The Grapes of Wrath

Directed by John Ford

September 16, 1996

Reviewed by: Muhammad Hozien


The movie follows the story of Tom Joad (played by Henry Fonda) as he returns home from a jail sentence. The story takes place during the great depression in dust bowl farm in Oklahoma. Tom returns home to find that the depression has affected everyone in town. He meets the former preacher Casy (played by John Carradine) who explains to him what has been happening. Casy follows him to his empty home. There they find one of the neighbors who has lived in the abandoned home. The neighbor sheds some light as to what is happening to the town’s belongings. The winds of dust have destroyed the farms. People are not able to plant the farms in the traditional way.
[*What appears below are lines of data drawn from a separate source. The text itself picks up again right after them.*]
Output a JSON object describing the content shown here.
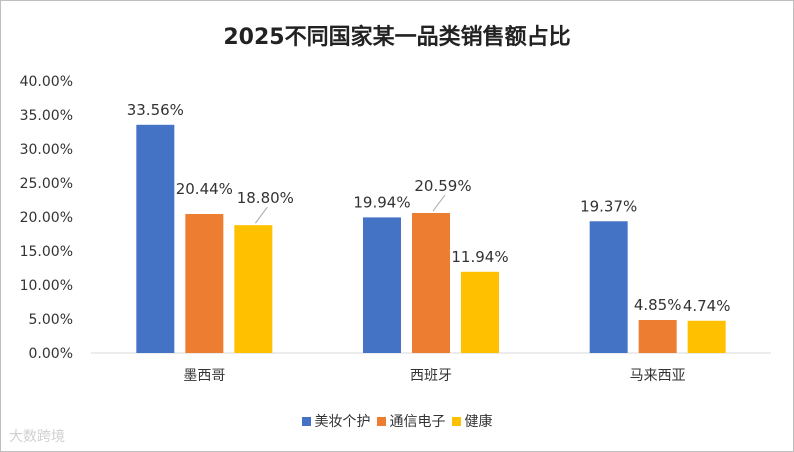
{
  "watermark": "大数跨境",
  "chart_data": {
    "type": "bar",
    "title": "2025不同国家某一品类销售额占比",
    "categories": [
      "墨西哥",
      "西班牙",
      "马来西亚"
    ],
    "series": [
      {
        "name": "美妆个护",
        "color": "#4472C4",
        "values": [
          33.56,
          19.94,
          19.37
        ]
      },
      {
        "name": "通信电子",
        "color": "#ED7D31",
        "values": [
          20.44,
          20.59,
          4.85
        ]
      },
      {
        "name": "健康",
        "color": "#FFC000",
        "values": [
          18.8,
          11.94,
          4.74
        ]
      }
    ],
    "ylim": [
      0,
      40
    ],
    "yticks": [
      "0.00%",
      "5.00%",
      "10.00%",
      "15.00%",
      "20.00%",
      "25.00%",
      "30.00%",
      "35.00%",
      "40.00%"
    ],
    "grid": false,
    "legend": "bottom",
    "xlabel": "",
    "ylabel": ""
  }
}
Modern technology is used to farm the land. The company seems to have mortgaged the lands to a bank which is financing the new farming methods. The owners of the land are losing their lands. Joad’s family farm has since been foreclosed by the company and the family has since moved to the uncle’s farm and not for long too. Tom’s mother Ma Joad (played by Jane Darwell) is happy to see her son return and sees that as a good fortune. Tom finds out that his uncle’s farm has also been foreclosured by the company and they have to get off the land by the next day.
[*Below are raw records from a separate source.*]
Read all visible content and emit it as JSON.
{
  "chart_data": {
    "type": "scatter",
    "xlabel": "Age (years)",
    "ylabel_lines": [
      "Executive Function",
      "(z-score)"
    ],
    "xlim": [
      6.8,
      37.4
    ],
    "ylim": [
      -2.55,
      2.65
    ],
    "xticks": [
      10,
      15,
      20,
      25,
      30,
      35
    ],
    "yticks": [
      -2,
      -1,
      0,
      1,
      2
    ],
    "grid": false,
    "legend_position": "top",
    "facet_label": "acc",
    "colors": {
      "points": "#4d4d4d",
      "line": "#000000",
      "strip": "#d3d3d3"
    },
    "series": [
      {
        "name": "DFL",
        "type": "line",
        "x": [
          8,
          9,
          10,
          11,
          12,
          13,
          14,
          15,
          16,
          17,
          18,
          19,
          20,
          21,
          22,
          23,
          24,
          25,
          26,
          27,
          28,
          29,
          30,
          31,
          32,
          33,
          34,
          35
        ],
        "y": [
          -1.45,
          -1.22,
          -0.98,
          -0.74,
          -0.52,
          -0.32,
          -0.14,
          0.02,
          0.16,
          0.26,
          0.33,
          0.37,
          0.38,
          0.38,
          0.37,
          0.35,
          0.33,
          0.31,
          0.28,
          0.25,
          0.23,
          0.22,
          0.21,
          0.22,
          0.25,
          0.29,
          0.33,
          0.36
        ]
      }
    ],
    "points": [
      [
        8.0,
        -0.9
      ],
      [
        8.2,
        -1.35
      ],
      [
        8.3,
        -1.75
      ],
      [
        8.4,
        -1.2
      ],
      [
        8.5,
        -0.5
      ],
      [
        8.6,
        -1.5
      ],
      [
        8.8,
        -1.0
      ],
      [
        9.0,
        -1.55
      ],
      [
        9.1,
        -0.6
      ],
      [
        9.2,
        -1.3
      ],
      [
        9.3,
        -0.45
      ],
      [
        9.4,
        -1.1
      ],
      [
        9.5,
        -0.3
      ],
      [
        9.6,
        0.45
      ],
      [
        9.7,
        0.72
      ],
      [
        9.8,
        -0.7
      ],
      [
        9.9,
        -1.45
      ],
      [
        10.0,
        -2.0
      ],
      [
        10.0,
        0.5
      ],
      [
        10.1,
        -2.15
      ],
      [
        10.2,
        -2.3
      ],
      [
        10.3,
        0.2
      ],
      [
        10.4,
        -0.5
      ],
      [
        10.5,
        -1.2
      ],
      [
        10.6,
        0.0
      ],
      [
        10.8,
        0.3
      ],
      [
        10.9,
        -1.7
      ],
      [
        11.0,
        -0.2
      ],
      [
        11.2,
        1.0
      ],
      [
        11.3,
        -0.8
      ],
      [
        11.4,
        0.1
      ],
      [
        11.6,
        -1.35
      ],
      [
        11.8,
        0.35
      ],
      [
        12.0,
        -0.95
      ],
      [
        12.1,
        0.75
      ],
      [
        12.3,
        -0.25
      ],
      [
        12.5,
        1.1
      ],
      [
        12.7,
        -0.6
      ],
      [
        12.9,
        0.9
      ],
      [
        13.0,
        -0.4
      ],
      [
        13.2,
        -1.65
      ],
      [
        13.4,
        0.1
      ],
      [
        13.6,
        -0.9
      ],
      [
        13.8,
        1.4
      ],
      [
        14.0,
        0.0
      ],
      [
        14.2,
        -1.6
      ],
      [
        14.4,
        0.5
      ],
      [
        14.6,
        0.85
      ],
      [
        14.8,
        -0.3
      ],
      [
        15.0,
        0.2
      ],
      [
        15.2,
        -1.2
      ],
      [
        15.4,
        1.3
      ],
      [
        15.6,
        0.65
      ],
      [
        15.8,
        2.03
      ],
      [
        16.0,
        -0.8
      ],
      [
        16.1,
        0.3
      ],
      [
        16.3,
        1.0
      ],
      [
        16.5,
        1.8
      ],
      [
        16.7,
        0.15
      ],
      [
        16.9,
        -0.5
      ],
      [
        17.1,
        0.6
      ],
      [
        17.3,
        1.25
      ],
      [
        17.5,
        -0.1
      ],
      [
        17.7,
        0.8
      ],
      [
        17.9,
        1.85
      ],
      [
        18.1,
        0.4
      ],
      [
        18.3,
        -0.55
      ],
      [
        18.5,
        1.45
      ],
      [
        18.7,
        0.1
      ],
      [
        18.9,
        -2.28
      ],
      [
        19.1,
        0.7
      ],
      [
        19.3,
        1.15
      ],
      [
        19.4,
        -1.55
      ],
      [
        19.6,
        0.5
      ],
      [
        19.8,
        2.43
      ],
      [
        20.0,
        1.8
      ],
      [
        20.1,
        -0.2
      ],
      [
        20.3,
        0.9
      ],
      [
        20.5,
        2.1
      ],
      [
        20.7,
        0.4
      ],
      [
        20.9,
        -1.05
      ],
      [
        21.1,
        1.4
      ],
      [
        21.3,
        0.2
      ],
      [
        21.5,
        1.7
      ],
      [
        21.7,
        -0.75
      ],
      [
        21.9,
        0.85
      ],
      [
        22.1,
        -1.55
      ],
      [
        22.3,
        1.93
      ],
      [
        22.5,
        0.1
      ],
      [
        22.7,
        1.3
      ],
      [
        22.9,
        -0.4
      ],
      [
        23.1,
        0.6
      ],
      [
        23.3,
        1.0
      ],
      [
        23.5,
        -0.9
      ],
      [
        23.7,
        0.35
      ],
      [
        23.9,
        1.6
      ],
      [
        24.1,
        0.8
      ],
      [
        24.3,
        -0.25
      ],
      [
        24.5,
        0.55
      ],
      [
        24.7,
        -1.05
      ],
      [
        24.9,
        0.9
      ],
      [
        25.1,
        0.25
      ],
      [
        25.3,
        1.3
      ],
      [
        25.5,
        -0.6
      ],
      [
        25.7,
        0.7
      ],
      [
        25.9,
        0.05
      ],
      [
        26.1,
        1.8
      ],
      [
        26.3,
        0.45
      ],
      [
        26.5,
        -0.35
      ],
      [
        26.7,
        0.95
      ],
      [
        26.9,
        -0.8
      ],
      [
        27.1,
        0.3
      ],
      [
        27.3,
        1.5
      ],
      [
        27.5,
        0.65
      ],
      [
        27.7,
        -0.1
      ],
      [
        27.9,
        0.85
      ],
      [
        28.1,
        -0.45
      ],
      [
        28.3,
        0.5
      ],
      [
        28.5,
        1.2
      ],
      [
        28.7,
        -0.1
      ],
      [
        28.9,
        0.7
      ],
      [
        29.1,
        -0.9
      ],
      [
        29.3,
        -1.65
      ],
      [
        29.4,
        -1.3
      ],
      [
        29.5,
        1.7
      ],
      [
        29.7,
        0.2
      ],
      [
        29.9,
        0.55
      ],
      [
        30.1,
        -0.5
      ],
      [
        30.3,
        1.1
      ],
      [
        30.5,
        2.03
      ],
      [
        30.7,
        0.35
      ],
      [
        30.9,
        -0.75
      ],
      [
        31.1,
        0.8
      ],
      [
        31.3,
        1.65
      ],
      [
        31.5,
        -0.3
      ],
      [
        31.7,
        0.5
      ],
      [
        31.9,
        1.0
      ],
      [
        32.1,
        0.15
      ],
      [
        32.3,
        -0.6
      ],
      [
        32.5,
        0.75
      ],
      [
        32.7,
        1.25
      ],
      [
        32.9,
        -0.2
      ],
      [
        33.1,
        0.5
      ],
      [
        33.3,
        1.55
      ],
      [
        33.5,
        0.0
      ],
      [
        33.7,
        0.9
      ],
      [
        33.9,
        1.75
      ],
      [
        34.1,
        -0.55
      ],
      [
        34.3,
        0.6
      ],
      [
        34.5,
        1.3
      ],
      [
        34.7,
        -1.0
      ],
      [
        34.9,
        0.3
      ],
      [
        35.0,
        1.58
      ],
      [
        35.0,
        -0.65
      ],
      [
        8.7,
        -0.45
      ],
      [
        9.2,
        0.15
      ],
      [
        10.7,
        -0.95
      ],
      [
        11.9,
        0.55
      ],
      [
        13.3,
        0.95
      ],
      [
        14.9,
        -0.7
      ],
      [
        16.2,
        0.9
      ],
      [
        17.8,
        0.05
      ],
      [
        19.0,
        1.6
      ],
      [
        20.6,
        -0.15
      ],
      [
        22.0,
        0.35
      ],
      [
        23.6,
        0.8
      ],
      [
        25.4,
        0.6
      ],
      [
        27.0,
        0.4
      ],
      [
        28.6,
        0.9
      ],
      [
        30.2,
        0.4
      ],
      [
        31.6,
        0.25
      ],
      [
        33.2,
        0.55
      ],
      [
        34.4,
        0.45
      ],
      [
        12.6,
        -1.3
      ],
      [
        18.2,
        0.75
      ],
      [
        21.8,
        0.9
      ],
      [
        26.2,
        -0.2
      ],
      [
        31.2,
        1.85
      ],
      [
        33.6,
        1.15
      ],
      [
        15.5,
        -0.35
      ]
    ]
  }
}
The family decides to move to California to look for work. The next morning the grandfather refuses to leave his land. They get him drunk just to carry him off. The family is poor and they all just barely fit on a Truck that contains all their belongings. The family begins the trek to California. The first disaster is the grandfather dies of a stroke. He is buried with a note that he was not killed. Prayer services are briefly done by Casy. As they move from gas station to gas station they begin to find out that California is not the land of milk and honey either. They meet more and more people who tell them the reality of the situation in California. Once they get to California, the grandmother soon dies after they enter the state. They find that the situation is worst than they thought. Work is hard to find, and the wages are very low. Due to the effects of the great depression on the surrounding states everyone is also looking for work.

Through all this the family remains with good hopes and look for a break. They move into one camp where people of similar situation are housed. The local authorities are not too happy about the campers. The labor agents are scrupulous and take advantage of the surplus workers. They try to recruit workers with the aid of local authorities. When a worker tells people of the reality of the labors and tricks of the agent, the agent instructs the police to arrest him. When Tom tries to help the worker get away from the police. The police shoots a women by accident and start after the escaping worker. Tom punches the policeman because he is shooting his gun wildly. Casy also punches the policeman, who is now unconscious. Casey tells Tom to hide because he is on parole and he could go to jail for good. Tom hides and Casey is arrested instead of Tom.

The family moves on and finds another camp. They find work but the situation looks suspicious. Tom tries to find out more and when he goes outside the camp one night, in secret, he finds none other than Casey. Casey, now the defacto leader of strikers, explains to Tom the reality of the labor environment. Casey is in a tent with other striking workers due to unfair labor practices by the land owners. Tom does not understand the situation all at once. The land owners send the authorities against the strikers. Casey is killed in front of Tom. Tom, in revenge, hits the killer with a fatal blow to the head. Tom is hit in the face and is now a fugitive. Tom sneaks back to the camp and is not found by the authorities.

The family decides to move on the next day, now the wages are 1/2 as much as before now that the strikers are gone. The family stumble upon a cooperative camp where the campers set the rules for living at the camp. The family is welcomed to the camp. The situation looks like it has turned in there favor. Some of the local land owners do not like the situation of the camp and try to sabotage the camp. The attempt fails due to the carefulness of the campers and good hearted outside informer. The authorities start to snoop around the family truck, and Tom believes they are about to get him. Tom decides to move on by himself in order for his family to have a safe place because the camp is a good place to stay at.

The mother is heart broken, but agrees that it is the best course of action for the family and Tom leaves. Tom tells his mother, I'll be all around in the dark. I'll be everywhere, wherever you can look. Wherever there's a fight so hungry people can eat, I'll be there. Wherever there's a cop beatin' up a guy, I'll be there. I'll be in the way guys yell when they're mad. I'll be in the way kids laugh when they're hungry and they know supper's ready and where people are eatin' the stuff they raise and livin' in the houses they build. I'll be there, too.

A few days later everyone leaves the camp because of work elsewhere. The family moves on again... The story ends here.

I liked this movie even though it is a dark and depressing portrayal of the Depression era. The movie is a testament to the undefatable human spirit as characterized by Tom Joad. The movies gives hope that even in the middle of maelstrom, there are always people who will stand strong, maintain there humanity and help others.

The Grandmother summarizes the family’s feelings quite well without saying a word:

Ma Joad: There, gramma! There’s California.

Gramma: Phbbtt!

Under the appalling conditions the family survives and keeps going. There are undertones of officials who seem to be just a tool of the rich land owners. The character of the mother and Tom are strong characters. Casy, as the preacher who lost his ‘call’ -who has undergone a change, summarizes his view quite well when he is performing the funeral rites by saying: I wouldn't pray just for a old man that's dead, 'cause he's all right. If I was to pray, I'd pray for folks that's alive and don't know which way to turn.

Black & White, 1946

129 Minutes.



Henry Fonda as Tom Joad,

Jane Darwell as Ma Joad

John Carradine as Casy

Russell Simpson as Pa Joad

Charley Grapewin as Grandpa Joad

Directed by: John Ford, who won an Academy Award

Jane Darewell, also won an Academy Award Best Supporting actress.